Thursday, October 22, 2020

The Accident at the Montparnasse Railway Station, Paris -- October 22, 2020

 

Engineering, 01-November-1895

125 years ago today, on 22-October-1895, a train entering the Montparnasse Railway Station in Paris, failed to stop and crashed through a wall. Falling debris killed a poor woman on the street. The crew and the passengers all survived. 

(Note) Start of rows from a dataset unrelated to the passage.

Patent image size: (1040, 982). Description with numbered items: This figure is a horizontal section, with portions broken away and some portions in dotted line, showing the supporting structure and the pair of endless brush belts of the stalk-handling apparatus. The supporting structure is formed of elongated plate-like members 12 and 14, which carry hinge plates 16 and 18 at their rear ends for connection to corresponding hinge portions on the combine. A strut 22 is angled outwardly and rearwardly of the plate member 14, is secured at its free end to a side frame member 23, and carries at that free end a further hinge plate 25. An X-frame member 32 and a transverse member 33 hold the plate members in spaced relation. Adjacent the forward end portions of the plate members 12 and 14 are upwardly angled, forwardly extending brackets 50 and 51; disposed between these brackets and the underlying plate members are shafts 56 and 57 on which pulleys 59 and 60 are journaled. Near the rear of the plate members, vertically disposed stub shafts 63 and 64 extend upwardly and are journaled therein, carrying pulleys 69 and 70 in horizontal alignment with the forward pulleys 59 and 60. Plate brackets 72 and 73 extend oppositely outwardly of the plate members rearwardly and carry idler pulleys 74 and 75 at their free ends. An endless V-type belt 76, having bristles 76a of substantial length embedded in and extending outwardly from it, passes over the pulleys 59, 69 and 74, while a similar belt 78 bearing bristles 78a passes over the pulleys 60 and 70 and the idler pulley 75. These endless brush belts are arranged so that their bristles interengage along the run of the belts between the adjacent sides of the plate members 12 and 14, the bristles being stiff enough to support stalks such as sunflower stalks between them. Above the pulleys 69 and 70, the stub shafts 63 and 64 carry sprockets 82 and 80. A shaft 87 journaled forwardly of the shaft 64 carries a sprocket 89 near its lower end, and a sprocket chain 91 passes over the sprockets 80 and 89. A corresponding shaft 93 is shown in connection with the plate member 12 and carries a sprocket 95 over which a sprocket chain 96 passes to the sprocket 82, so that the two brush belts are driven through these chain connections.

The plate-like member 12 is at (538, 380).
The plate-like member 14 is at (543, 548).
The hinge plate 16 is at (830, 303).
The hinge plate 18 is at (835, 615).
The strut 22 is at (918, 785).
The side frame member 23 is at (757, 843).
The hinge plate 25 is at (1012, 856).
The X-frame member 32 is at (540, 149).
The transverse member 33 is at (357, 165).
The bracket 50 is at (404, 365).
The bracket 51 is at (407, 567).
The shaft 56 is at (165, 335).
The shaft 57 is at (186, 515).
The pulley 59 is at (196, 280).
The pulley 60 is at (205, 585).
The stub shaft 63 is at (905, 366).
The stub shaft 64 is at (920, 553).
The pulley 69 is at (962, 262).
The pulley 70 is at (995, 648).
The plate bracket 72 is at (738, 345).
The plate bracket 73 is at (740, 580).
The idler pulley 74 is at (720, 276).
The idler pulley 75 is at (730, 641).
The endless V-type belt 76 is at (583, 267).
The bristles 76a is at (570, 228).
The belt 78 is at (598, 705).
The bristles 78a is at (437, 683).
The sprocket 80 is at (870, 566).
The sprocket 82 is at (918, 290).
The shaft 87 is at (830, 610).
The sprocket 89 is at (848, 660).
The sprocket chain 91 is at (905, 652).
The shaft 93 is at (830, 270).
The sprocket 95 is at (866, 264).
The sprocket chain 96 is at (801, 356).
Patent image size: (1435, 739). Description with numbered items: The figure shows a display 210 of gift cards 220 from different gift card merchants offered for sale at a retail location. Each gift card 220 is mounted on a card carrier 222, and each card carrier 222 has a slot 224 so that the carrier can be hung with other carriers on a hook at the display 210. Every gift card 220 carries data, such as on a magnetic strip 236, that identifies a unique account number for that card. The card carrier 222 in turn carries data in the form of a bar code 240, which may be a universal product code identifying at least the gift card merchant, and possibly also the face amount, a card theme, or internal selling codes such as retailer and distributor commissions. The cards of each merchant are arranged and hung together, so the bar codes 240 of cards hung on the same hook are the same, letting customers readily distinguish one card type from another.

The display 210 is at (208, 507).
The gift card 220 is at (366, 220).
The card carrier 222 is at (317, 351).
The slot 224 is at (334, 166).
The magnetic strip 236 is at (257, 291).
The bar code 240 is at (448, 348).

San Francisco Call, 17-November-1895

SINGULAR RAILROAD ACCIDENT. 

Elevated Train Crashes Through a
Station and Falls to the Street.

A remarkable accident occurred about two weeks ago in Paris, by which an engine and tender were precipitated from an elevated platform at the Montparnasse station. The train rolled into the train shed at a rate of about thirty-five miles an hour without being able to arrest itself, crashed through the bumpers at the end of the track, as well as the front wall of the station, and after traveling about forty-five feet tumbled into the street below, the engine fairly on its nose. Fortunately at this moment the air brake was put on and the rest of the train was prevented from going over. It was to this circumstance that the 123 passengers in the coaches owe their lives. As to the engineer and fireman they were saved by being thrown from the engine at the first shock and the only fatality, strange to say, that resulted from the whole affair, was the killing of a merchant in the street below by the fall of a block of stone detached from the wall by the shock. The cause of the accident -- quite the most singular in French railway annals -- is attributed to a defect in the hand brakes, which, strange to say, are always used on French trains, save in cases of emergency, when the air brakes are called into play, and in this case the air force could not be applied quickly or effectually enough.